Obviously, we have got quite a lot of risk in terms of competitive pressures and also in terms of wage growth. A lot of companies are keen to keep staff rather than have high levels of attrition and so mostly the earnings have been positive. The managers I speak to, because I invest in a lot of domestic mutual funds, basically are really drilling down and looking at the earnings pressure, the earnings visibility and also sustainability of earnings, I really think that the view is that there will be very strong winners and there will be losers.
So for example, in IT, they are looking at large companies such as Infosys and Wipro. Since some of the smaller players face more competitive pressures, companies such as Infosys and Wipro will be major global winners. I mean they already are, but they will grow in strength and some of the smaller ones will suffer.
So I think from here, it really is very company-specific. I think there are some sectors, which do have better margins. They have less pressure, so there may be areas such as media, capital goods, cement, consumer related and some of the IT services and telecom where there has been very strong subscriber growth. Some of the auto companies like Bajaj Auto do not really have these competitive pressures. Although they had good volume growth, they had pressures on their operating margins due to the fact that they had to discount.
What has been reported what is the call on market? Are you overweight at this point and anecdotally have you heard of more cash being deployed after the earnings that have come out so far?I think what's happening in terms of FII even with the collapse in May, I think what was surprising was that FIIs didn't completely exit the market and have a huge panic. Obviously, there was a lot of speculation, there was lot of hedge fund activity. So, a lot of the May scenario was caused by margins and a lot of FII money actually stuck there.
Anecdotally, when I speak to big institutions across Europe and UK, one senses that they are still looking at allocating money to India. They are very slow in changing their asset allocation and on a long-term basis, they think that it still a long-term story. It's very hard to call now. I know a lot of people are thinking it has had this great recovery and has even gone to new highs from May highs and June's low.

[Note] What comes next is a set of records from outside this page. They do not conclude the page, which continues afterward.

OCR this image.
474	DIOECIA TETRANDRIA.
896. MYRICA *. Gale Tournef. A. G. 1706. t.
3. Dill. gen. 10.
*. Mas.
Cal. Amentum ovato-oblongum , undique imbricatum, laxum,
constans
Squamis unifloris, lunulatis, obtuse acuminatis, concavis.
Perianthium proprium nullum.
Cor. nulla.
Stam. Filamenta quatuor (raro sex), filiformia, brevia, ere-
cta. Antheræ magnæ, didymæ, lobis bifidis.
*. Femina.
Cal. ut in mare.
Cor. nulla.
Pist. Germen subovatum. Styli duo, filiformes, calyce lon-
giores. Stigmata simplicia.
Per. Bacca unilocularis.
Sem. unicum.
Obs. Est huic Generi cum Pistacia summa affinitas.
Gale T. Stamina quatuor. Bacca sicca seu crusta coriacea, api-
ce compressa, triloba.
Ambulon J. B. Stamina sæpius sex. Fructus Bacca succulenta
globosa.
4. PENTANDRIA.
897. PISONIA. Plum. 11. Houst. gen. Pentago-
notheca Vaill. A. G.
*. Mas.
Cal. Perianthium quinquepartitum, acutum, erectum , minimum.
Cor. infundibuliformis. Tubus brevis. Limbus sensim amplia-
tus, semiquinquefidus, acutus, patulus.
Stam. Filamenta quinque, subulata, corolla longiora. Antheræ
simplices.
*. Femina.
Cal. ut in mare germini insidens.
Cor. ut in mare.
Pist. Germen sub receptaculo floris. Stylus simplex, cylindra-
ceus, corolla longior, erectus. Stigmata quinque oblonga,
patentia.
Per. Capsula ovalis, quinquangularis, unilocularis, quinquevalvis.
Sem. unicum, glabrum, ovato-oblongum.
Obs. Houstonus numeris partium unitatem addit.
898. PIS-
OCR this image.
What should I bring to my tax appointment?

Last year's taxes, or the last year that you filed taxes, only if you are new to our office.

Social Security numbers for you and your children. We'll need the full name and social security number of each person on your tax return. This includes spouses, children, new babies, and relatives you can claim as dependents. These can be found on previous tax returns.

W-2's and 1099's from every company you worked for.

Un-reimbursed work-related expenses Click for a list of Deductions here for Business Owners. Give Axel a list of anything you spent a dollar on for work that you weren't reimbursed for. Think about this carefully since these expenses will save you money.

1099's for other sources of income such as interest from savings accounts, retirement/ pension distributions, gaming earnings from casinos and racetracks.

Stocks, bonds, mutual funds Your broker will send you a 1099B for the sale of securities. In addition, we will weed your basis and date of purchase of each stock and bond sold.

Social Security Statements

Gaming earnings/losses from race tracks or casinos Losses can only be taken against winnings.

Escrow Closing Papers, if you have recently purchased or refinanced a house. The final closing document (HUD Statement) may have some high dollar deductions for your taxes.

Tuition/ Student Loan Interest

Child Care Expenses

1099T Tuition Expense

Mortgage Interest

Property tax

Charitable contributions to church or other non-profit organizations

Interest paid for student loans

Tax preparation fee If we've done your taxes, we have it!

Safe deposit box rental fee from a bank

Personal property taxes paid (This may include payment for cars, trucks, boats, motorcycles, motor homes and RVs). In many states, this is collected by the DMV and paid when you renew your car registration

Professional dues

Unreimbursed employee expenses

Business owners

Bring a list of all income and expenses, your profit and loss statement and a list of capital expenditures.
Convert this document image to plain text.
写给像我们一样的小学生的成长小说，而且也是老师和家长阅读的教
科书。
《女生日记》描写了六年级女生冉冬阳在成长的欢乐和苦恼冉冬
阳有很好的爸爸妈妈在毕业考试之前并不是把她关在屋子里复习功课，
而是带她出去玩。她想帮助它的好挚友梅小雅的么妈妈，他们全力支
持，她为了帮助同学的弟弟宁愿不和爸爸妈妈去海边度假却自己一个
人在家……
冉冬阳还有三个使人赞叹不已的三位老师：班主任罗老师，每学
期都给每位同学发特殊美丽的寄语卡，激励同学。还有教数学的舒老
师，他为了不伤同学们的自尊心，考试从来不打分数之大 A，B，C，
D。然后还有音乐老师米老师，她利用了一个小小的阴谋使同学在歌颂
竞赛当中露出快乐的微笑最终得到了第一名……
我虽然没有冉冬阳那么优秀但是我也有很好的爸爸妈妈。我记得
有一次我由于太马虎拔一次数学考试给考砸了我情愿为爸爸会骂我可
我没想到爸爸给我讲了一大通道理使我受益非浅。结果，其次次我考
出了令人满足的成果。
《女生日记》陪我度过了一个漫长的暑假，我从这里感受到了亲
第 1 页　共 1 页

But on a long-term basis, it isn't a question of whether it will go to 15,000 it's a question of when it will go to 15,000 really. I think there is a lot of confidence that there is very strong momentum in the market. Once there are changes that are on the scales of India, then it does have its own momentum. Obviously, there is a burgeoning consumer, obviously a lot of infrastructure as well.
Some of the power projects can add 1 per cent to GDP. So that's a really strong belief from external investors, i.e. FIIs that it is a very strong story. You cannot time it, it is very hard, obviously 9,000 was very reasonable. Then there was a phase where it could go below that. But there is a feeling that although it is not cheap, it still has a kind of momentum or we may see 10-15 per cent correction. But over the long-term, it is still not feasible.